Cape Town - ANC secretary general Gwede Mantashe reiterated on Tuesday that job creation should be the government's main aim while letting the quest for decent work conditions continue alongside.

"We must put the focus on what the actual challenge of society is - more work," he said in Cape Town in the first of a series of dialogues entitled "Building Democratic Societies" hosted by Idasa.

"Let's get as many people as we can jobs."

Mantashe said there was "no clarity on what decent jobs means" and it must be accepted that not all work created in South Africa would be of an equal nature.

"Societies do not work on formulas that are mathematical, it is sociological... the nature of jobs will not be the same in different sectors."

He added that different sectors of society would play their respective roles in fighting for decent work conditions.

If for example a job was a created in the mining industry, he was confident that the National Union of Mineworkers would "take care" to ensure that fair labour conditions applied.

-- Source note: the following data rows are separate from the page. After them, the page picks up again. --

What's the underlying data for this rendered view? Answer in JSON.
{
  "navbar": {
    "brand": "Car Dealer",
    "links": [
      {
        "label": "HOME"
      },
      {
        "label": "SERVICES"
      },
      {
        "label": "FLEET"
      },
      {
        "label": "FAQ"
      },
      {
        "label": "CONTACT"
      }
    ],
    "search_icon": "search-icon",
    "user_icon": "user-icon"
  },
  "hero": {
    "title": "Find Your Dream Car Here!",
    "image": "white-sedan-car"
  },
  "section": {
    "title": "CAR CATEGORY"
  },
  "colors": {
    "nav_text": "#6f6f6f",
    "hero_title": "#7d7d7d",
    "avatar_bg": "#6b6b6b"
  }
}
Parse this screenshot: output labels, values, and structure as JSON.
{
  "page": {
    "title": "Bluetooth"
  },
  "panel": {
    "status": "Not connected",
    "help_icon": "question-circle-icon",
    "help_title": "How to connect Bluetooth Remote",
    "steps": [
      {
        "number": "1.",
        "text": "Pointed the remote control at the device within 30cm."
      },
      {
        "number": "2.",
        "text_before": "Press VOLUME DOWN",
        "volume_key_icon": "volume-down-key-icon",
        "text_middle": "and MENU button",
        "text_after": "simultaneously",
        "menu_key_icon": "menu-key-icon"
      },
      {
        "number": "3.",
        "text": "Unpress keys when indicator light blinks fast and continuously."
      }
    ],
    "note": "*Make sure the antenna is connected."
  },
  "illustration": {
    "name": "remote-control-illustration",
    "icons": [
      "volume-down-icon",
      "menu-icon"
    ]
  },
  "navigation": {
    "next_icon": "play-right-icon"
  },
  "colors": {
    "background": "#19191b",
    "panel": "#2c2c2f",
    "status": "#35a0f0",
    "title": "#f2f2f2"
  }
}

Mantashe made headlines when he first voiced this stance after the ANC's lekgotla in Limpopo last month.

But he denied that his remarks suggested a departure from the ANC's 2007 Polokwane declaration of "making the creation of decent work opportunities the primary focus of economic policies".

"It's not either jobs or decent work. We need more jobs, we need decent work, we need sustainable development."

Mantashe's co-panelist, Western Cape Cosatu secretary general Tony Ehrenreich, disagreed. He said decent work conditions were vital because one worker often supported several unemployed relatives and his salary and benefits therefore acted as social security the state cannot provide.

Democratic Alliance parliamentary leader Athol Trollip accused the government and Cosatu of hyprocrisy for taking aim at labour broking.

He said the government's expanded public works programme was "state-sanctioned labour broking at its worst".

After Ehrenreich said President Jacob Zuma had done too little to address the gaping divide between rich and poor in his state of the nation address, Trollip charged that the trade union federation itself was creating a "two-tier system" through its insistence on restrictive labour policies.

"There are workers supported by Cosatu and there are those without work supported by nobody."